People who have been accused of a crime in Pennsylvania have rights. Some politicians, who would like to have you believe that they are "tough on crime," often complain about defendants' rights. However, the reason our system of justice recognizes the rights of defendants is that it is far worse for an innocent person to be convicted of a crime than it is for a guilty person to be set free. Unfortunately, innocent people are accused of crimes, including serious felony charges, every day.

Retired Supreme Court Justice John Paul Stevens recently criticized several court decisions that have failed to properly punish prosecutors for violating defendants' rights, urging lawmakers to allow victims of such misconduct to file lawsuits. Specifically, Justice Stevens pointed out a recent Supreme Court decision that overturned an innocent man's $14 million dollar award, despite having spent 14 years in prison after prosecutors deliberately concealed evidence.

Stevens explained that much of the problem is due to district attorneys that become elected on strictly anti-crime platforms, creating a need for prosecutors to convict suspects, regardless of the suspect's rights to a fair trial. He added that this issue "creates a problem of imbalanced incentives that ought to be addressed at the state and national level." Former Justice Stevens suggested a possible solution.

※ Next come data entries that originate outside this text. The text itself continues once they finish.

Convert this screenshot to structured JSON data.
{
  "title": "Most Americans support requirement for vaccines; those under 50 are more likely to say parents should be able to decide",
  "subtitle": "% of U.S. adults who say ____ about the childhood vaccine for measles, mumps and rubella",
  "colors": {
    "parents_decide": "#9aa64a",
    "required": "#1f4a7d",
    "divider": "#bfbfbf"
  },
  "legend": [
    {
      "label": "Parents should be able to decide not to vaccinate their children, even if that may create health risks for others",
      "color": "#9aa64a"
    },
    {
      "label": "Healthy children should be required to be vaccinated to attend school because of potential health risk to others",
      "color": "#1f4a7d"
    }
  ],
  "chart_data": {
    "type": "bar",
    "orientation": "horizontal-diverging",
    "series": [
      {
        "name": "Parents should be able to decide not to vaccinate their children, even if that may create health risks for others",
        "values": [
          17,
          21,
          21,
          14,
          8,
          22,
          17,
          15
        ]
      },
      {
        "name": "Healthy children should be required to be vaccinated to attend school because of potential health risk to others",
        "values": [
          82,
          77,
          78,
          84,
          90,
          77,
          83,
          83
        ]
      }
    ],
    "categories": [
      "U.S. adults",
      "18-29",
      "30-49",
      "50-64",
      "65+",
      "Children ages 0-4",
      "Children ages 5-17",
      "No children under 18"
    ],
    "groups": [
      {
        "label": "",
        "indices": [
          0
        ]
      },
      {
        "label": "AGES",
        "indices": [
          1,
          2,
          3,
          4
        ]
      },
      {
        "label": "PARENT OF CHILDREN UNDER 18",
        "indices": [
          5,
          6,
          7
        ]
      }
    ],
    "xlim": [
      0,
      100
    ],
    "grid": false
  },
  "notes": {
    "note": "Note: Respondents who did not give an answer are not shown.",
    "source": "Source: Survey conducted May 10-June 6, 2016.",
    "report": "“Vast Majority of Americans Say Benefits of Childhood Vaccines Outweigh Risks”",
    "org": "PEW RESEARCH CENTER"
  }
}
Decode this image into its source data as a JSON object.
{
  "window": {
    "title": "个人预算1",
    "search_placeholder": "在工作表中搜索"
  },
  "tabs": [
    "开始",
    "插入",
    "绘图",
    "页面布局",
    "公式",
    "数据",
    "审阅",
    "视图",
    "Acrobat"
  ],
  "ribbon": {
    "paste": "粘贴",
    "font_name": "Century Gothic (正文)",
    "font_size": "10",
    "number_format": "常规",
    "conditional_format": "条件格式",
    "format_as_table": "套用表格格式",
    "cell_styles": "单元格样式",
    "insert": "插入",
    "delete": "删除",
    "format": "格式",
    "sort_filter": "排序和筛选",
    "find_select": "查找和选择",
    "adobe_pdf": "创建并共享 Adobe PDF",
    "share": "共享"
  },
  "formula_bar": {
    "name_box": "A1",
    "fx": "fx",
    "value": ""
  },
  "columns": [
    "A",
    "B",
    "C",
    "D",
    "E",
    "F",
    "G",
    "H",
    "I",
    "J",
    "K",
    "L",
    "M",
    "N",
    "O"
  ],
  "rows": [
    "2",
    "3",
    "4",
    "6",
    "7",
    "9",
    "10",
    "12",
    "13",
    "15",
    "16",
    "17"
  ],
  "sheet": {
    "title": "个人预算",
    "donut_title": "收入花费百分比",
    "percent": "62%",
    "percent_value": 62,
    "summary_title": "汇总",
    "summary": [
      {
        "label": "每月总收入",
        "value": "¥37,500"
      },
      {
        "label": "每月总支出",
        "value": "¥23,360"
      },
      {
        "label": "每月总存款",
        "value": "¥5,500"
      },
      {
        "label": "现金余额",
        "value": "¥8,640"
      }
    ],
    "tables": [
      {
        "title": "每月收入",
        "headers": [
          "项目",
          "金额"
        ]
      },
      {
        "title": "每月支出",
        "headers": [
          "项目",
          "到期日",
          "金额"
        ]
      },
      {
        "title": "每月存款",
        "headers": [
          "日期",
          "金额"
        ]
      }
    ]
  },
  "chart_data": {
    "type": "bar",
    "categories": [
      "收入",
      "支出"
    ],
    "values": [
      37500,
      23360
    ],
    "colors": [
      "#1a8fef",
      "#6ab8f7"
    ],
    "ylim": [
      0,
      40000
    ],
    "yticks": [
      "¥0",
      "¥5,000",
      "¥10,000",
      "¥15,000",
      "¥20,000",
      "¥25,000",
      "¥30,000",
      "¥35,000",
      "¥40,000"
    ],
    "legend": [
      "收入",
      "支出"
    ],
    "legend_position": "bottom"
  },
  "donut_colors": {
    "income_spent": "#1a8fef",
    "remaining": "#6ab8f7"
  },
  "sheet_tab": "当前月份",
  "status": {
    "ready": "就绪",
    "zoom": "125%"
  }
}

He proposed that making district attorneys responsible for the violations of constitutional rights on the part of their prosecutors could prevent such indiscretions from occurring in the future. A similar concept known as respondeat superior has long been recognized in the private sector, which makes employers liable for their workers' misconduct.

In a system where electoral platforms encourage public officials to violate regulations and laws, Stevens argued that an incentive for prosecutors to ensure that their employees do not violate the rights of defendants would allow wrongfully imprisoned individuals to experience fair trials and make punitive action against those responsible more feasible.